Amontillado: Die nussigen Aromen harmonieren wunderbar mit gereiftem Käse, Schinken und Pilzgerichten.

Oloroso: Dieser kräftige Sherry begleitet perfekt geschmortes Fleisch, Wildgerichte und kräftige Eintöpfe.

Pedro Ximénez: Die intensive Süße dieses Sherrys ist eine ideale Ergänzung zu Desserts wie Schokoladenkuchen, Eiscreme oder Blauschimmelkäse.

Sherry als Digestif

Nach einem herzhaften Essen ist ein Glas Oloroso oder Pedro Ximénez ein wunderbarer Abschluss, der die Sinne verwöhnt und das Genusserlebnis abrundet.

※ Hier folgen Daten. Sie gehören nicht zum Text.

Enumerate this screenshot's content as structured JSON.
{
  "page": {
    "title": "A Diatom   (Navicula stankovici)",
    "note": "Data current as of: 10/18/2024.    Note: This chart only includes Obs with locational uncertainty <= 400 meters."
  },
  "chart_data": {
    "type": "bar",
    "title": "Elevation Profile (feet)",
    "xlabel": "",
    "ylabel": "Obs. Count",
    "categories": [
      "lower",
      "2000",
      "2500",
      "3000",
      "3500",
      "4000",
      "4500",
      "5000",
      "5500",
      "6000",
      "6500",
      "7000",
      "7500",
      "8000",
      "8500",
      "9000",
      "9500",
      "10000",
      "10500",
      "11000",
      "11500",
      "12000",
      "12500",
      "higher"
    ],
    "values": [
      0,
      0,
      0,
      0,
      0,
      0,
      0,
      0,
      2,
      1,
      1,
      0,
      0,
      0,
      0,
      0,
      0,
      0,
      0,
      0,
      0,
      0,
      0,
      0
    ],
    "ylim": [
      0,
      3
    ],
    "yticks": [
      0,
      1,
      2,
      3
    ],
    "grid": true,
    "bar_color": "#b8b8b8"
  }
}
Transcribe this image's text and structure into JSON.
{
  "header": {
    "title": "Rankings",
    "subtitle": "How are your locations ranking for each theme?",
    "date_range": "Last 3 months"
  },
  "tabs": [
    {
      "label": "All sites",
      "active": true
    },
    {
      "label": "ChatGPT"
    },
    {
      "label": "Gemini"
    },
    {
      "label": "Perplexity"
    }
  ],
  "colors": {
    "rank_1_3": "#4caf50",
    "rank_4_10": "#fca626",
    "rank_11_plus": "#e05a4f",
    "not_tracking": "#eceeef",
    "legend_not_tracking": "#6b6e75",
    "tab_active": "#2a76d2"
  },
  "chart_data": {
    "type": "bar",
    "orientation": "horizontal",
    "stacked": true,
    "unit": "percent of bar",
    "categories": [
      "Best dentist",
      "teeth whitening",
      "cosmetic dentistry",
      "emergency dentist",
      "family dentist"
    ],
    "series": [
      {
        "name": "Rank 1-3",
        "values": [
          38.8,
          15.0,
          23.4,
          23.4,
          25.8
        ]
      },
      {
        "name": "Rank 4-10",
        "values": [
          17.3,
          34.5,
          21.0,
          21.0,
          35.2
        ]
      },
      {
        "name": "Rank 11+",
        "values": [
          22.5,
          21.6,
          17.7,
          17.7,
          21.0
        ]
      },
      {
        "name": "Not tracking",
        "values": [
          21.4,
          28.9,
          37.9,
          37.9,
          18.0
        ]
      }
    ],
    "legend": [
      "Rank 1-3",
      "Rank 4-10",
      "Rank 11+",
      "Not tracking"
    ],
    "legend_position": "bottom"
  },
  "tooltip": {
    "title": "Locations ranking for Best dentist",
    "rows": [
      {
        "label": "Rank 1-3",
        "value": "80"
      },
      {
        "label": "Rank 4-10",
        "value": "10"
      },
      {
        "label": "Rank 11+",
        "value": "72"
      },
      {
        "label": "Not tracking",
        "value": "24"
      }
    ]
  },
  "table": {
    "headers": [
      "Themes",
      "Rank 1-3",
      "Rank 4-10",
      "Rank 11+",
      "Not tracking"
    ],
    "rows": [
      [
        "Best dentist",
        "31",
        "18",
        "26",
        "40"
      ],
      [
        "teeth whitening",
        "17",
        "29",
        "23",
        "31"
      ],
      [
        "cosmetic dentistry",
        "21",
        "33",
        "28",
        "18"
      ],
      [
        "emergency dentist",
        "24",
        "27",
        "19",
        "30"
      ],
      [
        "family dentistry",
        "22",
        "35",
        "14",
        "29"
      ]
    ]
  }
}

Fun Facts über Sherry: Interessantes auf einen Blick

• Sherry ist kein Name für einen Wein aus einer spezifischen Traube. Viele Weine sind nach den verwendeten Trauben benannt, während der Name "Sherry" sich auf die Region bezieht, in der er hergestellt wird, und den einzigartigen Herstellungsprozess.

• Einzigartige Solera-Nummer: Jede Bodega hat ihre eigene "Solera"-Nummer, die angibt, wie viele Jahre der älteste Wein in den Solera-Fässern gereift ist. Dies ist ein Zeichen von Tradition und Qualität.

• Die älteste Bodega: González Byass, gegründet 1835, zählt zu den ältesten noch bestehenden Bodegas und ist bekannt für ihren ikonischen Tío Pepe Fino Sherry.

• Unterschiede in der Alterung: Einige Sherrys können über 30 Jahre reifen, wobei sie in alten Eichenfässern lagern, die dem Wein eine unvergleichliche Komplexität verleihen.

• Einfluss des Klimas: Die Winde Levante (Ostwind) und Poniente (Westwind) spielen eine entscheidende Rolle in der Reifung und beeinflussen die Bildung der Florhefe.

• Internationaler Tag des Sherrys: Der Internationale Sherry-Tag wird jedes Jahr am 26. Mai gefeiert, um diesen besonderen Wein zu ehren.

• Sherry in der Literatur: William Shakespeare erwähnte Sherry in mehreren seiner Werke, darunter "Henry IV", wo er Sherry als "Sack" bezeichnete.

Wissenswertes über Sherry: Was Sie vielleicht noch nicht wussten

Alterung in Botas: Sherry wird in traditionellen Eichenfässern, den sogenannten Botas, gelagert. Diese sind weniger als zur Hälfte gefüllt, um die Bildung von Florhefe zu ermöglichen.

Verbotene Mischung: Im Jahr 1996 verbot die EU die Bezeichnung "Sherry" für Weine außerhalb der Region Jerez, um die Authentizität zu schützen.

Kalorienbewusst: Trockene Sherrys wie Fino und Manzanilla sind kalorienarm und somit gut für gesundheitsbewusste Weinliebhaber geeignet.

Unterschiedliche Bodenarten: Die Albariza-Böden der Region sind besonders gut geeignet, um Wasser zu speichern, was den Trauben in den trockenen Sommermonaten zugutekommt.

Verwendung in der Küche: Sherry wird häufig in der spanischen Küche eingesetzt, um Saucen und Marinaden zu verfeinern und den Gerichten Tiefe und Geschmack zu verleihen.

Internationaler Einfluss: Obwohl Sherry aus Spanien stammt, hat er weltweit viele Anhänger, besonders in Großbritannien, wo er seit Jahrhunderten geschätzt wird.

Sherry-Tourismus: Die Region um Jerez zieht jährlich tausende von Touristen an, die die Bodegas besuchen und die Vielfalt der Sherrys vor Ort entdecken.

Vielfalt der Aromen: Sherry bietet ein Spektrum von über 300 Aromen, von Zitrus und grünem Apfel bis hin zu Haselnuss und geröstetem Kaffee.